第3話 同級生

図書館に着いた。ひとも、まばらに机に向かって、作業している。

「いまから、勉強する?なにか、小説でも、のぞいていかない?」

「わかった!」

小説のコーナーには、変わった本がずらり、ならんでいる。

「『バナナをかじったら』だって!これ、どんな内容なんだろうね!」

「わからないね」

「こんなのもあるよ!『いいひとのやめかた』」

「いいひと、やめたらだめよ」

「そだね」

なんて、言ってると、

「出た!『人間失格』!これ、途中でやめんたんだよね」

「わたし、最後まで読んだよ」

「へ~!すごい、よく、こんな辛気臭いの最後まで、読んだね!」

「人間できてますから」

「あはは!」

「じゃ!行こうか、自習室!」

コーナーに、ふたつ、ちょうど、ならんで席が空いていた。ぼくが、端に座った。

かばんから、介福の過去問を取り出した。

「もう、過去問やってるの?」

「うん!もう、実戦あるのみ!」

「どこかで、つまずいちゃうよ」

「そのときは、そのとき!別の参考書買いにいく!」

「行き当たりばったりだね」

「介福の試験て、そんなもんだよ」

「ふーん」

彼女は、そういって、自分用のノートを取り出した。

「なに、書いてあんの?」

「わたしのまとめたこと!」

「すごいね」

「うん!」

勉強をはじめた。あまり、他のことばっかり、目にいってると、彼女にあきれられる。

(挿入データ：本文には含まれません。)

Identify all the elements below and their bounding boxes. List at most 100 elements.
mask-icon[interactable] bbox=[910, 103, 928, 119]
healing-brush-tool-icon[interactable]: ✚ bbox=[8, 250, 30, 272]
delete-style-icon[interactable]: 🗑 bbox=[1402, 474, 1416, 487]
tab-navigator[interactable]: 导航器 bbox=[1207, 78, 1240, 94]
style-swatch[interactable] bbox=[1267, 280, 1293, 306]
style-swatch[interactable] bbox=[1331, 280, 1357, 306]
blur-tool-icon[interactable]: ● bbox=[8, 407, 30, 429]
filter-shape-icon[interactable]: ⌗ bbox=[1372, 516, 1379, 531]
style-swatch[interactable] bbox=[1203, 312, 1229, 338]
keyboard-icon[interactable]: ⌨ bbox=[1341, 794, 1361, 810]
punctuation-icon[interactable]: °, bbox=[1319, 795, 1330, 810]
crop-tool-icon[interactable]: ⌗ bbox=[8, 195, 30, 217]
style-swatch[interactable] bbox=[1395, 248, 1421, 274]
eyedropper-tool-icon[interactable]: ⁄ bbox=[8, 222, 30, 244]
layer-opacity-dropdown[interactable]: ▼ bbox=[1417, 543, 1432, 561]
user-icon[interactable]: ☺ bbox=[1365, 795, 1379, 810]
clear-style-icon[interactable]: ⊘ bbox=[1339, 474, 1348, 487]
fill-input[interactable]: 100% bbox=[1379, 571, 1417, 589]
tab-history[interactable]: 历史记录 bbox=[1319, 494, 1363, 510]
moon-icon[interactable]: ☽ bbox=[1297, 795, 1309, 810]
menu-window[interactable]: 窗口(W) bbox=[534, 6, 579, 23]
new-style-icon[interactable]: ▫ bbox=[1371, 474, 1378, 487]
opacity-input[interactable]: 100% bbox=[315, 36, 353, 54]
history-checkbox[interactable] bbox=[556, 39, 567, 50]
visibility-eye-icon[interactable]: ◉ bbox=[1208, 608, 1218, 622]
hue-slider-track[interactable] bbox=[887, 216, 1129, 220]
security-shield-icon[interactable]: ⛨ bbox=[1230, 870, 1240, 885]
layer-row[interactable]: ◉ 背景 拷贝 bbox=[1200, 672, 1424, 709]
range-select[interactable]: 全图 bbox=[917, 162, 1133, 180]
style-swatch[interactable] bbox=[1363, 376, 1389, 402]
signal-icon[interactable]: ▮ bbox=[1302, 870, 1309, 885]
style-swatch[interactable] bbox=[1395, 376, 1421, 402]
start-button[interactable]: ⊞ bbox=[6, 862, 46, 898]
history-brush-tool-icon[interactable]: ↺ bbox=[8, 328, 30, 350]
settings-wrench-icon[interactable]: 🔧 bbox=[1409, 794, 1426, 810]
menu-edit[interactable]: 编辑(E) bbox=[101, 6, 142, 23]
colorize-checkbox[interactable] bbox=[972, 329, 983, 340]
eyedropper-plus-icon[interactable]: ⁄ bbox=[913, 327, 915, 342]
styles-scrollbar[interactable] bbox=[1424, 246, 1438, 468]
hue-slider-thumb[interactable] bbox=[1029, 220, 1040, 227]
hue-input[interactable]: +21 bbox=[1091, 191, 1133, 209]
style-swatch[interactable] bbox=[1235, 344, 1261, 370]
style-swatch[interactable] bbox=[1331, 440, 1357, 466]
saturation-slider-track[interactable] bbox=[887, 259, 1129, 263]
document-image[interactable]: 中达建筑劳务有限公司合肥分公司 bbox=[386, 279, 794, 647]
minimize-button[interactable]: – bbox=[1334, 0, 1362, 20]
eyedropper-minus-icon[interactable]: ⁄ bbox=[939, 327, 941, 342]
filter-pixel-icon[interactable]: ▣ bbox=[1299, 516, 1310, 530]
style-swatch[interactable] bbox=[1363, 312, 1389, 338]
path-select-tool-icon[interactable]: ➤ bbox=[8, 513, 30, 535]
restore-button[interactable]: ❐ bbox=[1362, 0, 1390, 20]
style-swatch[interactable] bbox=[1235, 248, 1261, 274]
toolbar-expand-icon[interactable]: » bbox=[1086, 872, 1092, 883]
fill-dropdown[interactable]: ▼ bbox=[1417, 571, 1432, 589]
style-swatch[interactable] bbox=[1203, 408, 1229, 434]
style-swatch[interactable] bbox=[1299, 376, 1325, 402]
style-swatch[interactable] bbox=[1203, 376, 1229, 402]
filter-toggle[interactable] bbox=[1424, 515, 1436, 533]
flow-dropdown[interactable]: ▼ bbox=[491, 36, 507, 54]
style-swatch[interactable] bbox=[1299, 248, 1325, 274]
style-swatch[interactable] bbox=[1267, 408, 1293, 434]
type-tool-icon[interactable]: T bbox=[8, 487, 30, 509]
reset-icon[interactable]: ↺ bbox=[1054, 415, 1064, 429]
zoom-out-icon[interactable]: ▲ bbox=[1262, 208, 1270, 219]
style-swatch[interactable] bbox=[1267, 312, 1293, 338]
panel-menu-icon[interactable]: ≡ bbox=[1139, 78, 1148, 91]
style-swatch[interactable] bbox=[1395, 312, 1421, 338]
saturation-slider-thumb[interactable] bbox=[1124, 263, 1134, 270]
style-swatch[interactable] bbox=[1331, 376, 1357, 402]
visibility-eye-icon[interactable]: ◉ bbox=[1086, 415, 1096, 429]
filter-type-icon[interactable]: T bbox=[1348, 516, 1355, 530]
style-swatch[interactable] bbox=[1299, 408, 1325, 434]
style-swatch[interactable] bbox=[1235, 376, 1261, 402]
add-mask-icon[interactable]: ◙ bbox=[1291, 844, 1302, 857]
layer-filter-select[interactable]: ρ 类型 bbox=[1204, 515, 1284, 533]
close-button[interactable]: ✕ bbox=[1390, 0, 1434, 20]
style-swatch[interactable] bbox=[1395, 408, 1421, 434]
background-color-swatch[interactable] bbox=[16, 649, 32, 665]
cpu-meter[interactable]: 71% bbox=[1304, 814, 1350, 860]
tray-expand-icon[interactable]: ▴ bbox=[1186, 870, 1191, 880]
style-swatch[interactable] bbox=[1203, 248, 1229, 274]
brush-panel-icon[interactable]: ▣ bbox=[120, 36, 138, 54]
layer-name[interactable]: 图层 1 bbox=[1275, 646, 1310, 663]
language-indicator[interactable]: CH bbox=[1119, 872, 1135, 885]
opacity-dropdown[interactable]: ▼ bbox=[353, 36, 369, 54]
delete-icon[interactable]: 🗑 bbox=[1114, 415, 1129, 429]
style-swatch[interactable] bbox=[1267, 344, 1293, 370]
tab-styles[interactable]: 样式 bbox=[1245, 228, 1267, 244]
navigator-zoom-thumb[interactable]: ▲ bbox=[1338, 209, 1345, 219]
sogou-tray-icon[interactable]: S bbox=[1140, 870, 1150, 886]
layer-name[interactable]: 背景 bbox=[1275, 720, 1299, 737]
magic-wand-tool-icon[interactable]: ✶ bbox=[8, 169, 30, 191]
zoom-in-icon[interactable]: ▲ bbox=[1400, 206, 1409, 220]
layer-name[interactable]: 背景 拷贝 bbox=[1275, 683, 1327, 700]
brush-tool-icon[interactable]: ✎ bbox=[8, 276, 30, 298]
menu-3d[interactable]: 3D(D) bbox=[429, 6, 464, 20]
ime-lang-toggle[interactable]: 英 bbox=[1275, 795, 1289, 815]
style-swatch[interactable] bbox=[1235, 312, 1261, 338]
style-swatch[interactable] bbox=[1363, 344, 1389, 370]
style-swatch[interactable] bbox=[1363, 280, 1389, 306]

そう思って、自分のことに集中しはじめた。彼女は、自分用ノートになにか、書き込んでいる。きれいな、かわいい字をしていた。ぼくは、あまり、女の子の字を見たことがない。

「前田くん?」

「え!」

堀田という女がぼくのところにやってきた。小学校の同級生だった。

「久しぶりねー」

堀田は、親しげに話しかけてきた。

この子に、小学校のころ、告白して、うやむやにされて、進級したんだ。

「前田くんの彼女?」

「そうだよ」

「へ~!かわいいね」

「山本と言います。こんにちは」

彼女は、堀田の勢いに押されていたが、あいさつをかかさなかった。

「こんにちは。前田くんね。かわいいでしょ?」

なにを、いまさら。もう、ぼくと、おまえとは関係ないじゃないか。

堀田は、続けた。

「前田くんね。わたしと、となりの席になったとき、漢字の丸つけで、わたし間違えてんのに、全部、丸にして、先生に怒られてんのよ」

「やめろよ」

ぼくは、怒ったが、堀田は続けた。

「給食の牛乳。わたし、飲めないから、いつも、前田くんにあげていたの。いつも、わたしの代わりに飲んでくれて」

山本さんが、少しふくれた。

でも、ふくれた顔もかわいい、と思った。

「前田くん、なんの勉強してるの?これ、介福じゃない!わたしも、介福、受けようと思ってるの。がんばろう!」

「うん。がんばる。堀田さんも、がんばれよ」

堀田は、自分の席に帰っていった。

山本さんは、ふくれている。どうしようか。考えたけど、謝りようがない。

勉強だけに集中した。

夕方辺りまで、ぼくらは、勉強していた。堀田は、いつの間にか、帰っていた。

「そろそろ、帰らない?」

山本さんは、返事をしなかった。

「怒ってる?」

「怒ってないわよ。小学生のことだし」

「うどん、食べにいこう?」

「そうね」

ちょっと、山本さんは、冷たかったけど、ぼくらは、帰ることにした。

図書館の信号を渡ったところに、うどん屋さんはある。向かった。